Lautenberg, Menendez Call on ATF To Clarify Agreement On Sharing Gun Trace Data

Lautenberg, Menendez Call on ATF To Clarify Agreement On Sharing Gun Trace Data

In Letter, Sens. Say New Jersey Needs "Every Possible Instrument...to Combat Violent Crime"

Washington - Today, U.S. Senators Frank R. Lautenberg (D-NJ) and Robert Menendez (D-NJ) sent a letter to Michael Sullivan, acting director of the Bureau of Alcohol, Tobacco, Firearms and Explosives, calling on him to clarify his agreement with New Jersey state officials in sharing crime gun trace information.

On August 15, 2007, ATF and New Jersey announced a Memorandum of Understanding to allow New Jersey state police to receive trace information on guns used in crimes through ATF's eTrace system.

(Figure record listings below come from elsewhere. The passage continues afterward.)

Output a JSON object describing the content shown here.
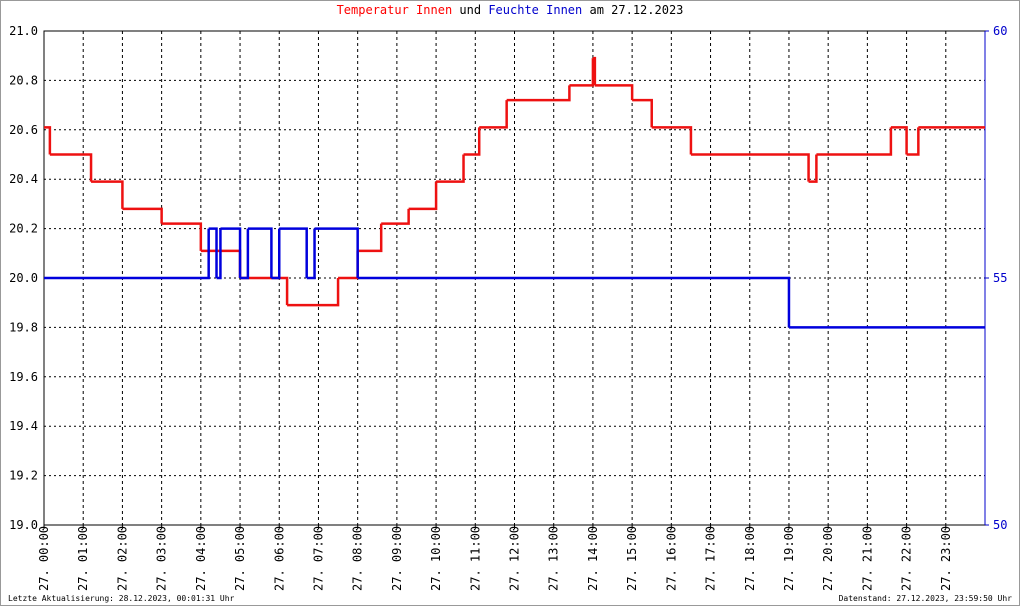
{
  "chart_data": {
    "type": "line",
    "step": true,
    "title": [
      {
        "text": "Temperatur Innen",
        "color": "#ff0000"
      },
      {
        "text": "und",
        "color": "#000000"
      },
      {
        "text": "Feuchte Innen",
        "color": "#0000cc"
      },
      {
        "text": "am 27.12.2023",
        "color": "#000000"
      }
    ],
    "footer_left": "Letzte Aktualisierung: 28.12.2023, 00:01:31 Uhr",
    "footer_right": "Datenstand: 27.12.2023, 23:59:50 Uhr",
    "grid": true,
    "xlim": [
      0,
      24
    ],
    "xticks": [
      {
        "value": 0,
        "label": "27. 00:00"
      },
      {
        "value": 1,
        "label": "27. 01:00"
      },
      {
        "value": 2,
        "label": "27. 02:00"
      },
      {
        "value": 3,
        "label": "27. 03:00"
      },
      {
        "value": 4,
        "label": "27. 04:00"
      },
      {
        "value": 5,
        "label": "27. 05:00"
      },
      {
        "value": 6,
        "label": "27. 06:00"
      },
      {
        "value": 7,
        "label": "27. 07:00"
      },
      {
        "value": 8,
        "label": "27. 08:00"
      },
      {
        "value": 9,
        "label": "27. 09:00"
      },
      {
        "value": 10,
        "label": "27. 10:00"
      },
      {
        "value": 11,
        "label": "27. 11:00"
      },
      {
        "value": 12,
        "label": "27. 12:00"
      },
      {
        "value": 13,
        "label": "27. 13:00"
      },
      {
        "value": 14,
        "label": "27. 14:00"
      },
      {
        "value": 15,
        "label": "27. 15:00"
      },
      {
        "value": 16,
        "label": "27. 16:00"
      },
      {
        "value": 17,
        "label": "27. 17:00"
      },
      {
        "value": 18,
        "label": "27. 18:00"
      },
      {
        "value": 19,
        "label": "27. 19:00"
      },
      {
        "value": 20,
        "label": "27. 20:00"
      },
      {
        "value": 21,
        "label": "27. 21:00"
      },
      {
        "value": 22,
        "label": "27. 22:00"
      },
      {
        "value": 23,
        "label": "27. 23:00"
      }
    ],
    "ylim": [
      19,
      21
    ],
    "yticks": [
      {
        "value": 19,
        "label": "19.0"
      },
      19.2,
      19.4,
      19.6,
      19.8,
      {
        "value": 20,
        "label": "20.0"
      },
      20.2,
      20.4,
      20.6,
      20.8,
      {
        "value": 21,
        "label": "21.0"
      }
    ],
    "y2lim": [
      50,
      60
    ],
    "y2ticks": [
      50,
      55,
      60
    ],
    "series": [
      {
        "color": "#ee1111",
        "x": [
          0,
          0.15,
          1.2,
          2.0,
          3.0,
          4.0,
          5.0,
          6.2,
          7.5,
          8.0,
          8.6,
          9.3,
          10.0,
          10.7,
          11.1,
          11.8,
          13.4,
          14.0,
          14.05,
          15.0,
          15.5,
          16.5,
          19.5,
          19.7,
          21.6,
          22.0,
          22.3,
          24
        ],
        "values": [
          20.61,
          20.5,
          20.39,
          20.28,
          20.22,
          20.11,
          20.0,
          19.89,
          20.0,
          20.11,
          20.22,
          20.28,
          20.39,
          20.5,
          20.61,
          20.72,
          20.78,
          20.89,
          20.78,
          20.72,
          20.61,
          20.5,
          20.39,
          20.5,
          20.61,
          20.5,
          20.61,
          20.61
        ]
      },
      {
        "color": "#0000dd",
        "axis": "y2",
        "x": [
          0,
          4.2,
          4.4,
          4.5,
          5.0,
          5.2,
          5.8,
          6.0,
          6.7,
          6.9,
          8.0,
          19.0,
          24
        ],
        "values": [
          55,
          56,
          55,
          56,
          55,
          56,
          55,
          56,
          55,
          56,
          55,
          54,
          54
        ]
      }
    ]
  }
}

In their letter, Sens. Lautenberg and Menendez called on the ATF to clarify their cooperation with New Jersey by allowing:

Local and county law enforcement agencies, and not just the state police, to access eTrace information for other jurisdictions. New Jersey law enforcement to receive information on guns recovered outside the state. Agencies accessing eTrace information to share that information with other law enforcement agencies.

To read full text of the letter click the following link: http://menendez.senate.gov/pdf/lettertoatfonguntrackingdata081607.pdf

In addition, Lautenberg and Menendez have both fought to repeal the federal Tiahrt Amendment, which places broad restrictions on what information the ATF can release to state and local law enforcement regarding guns used in crimes.

The Tiahrt Amendment also prevents cities from using trace data in state and local civil enforcement actions, including gun license revocations and prevents the ATF from publishing reports that use gun trace data to analyze nationwide gun trafficking patterns.

In the years before the information was restricted, data from the ATF National Trace Center showed that the overwhelming majority of guns used to commit crimes in a number of urban areas originated out of state. In essence, criminals have subverted states with strong gun laws, like New Jersey, by bringing in guns from states with lax laws.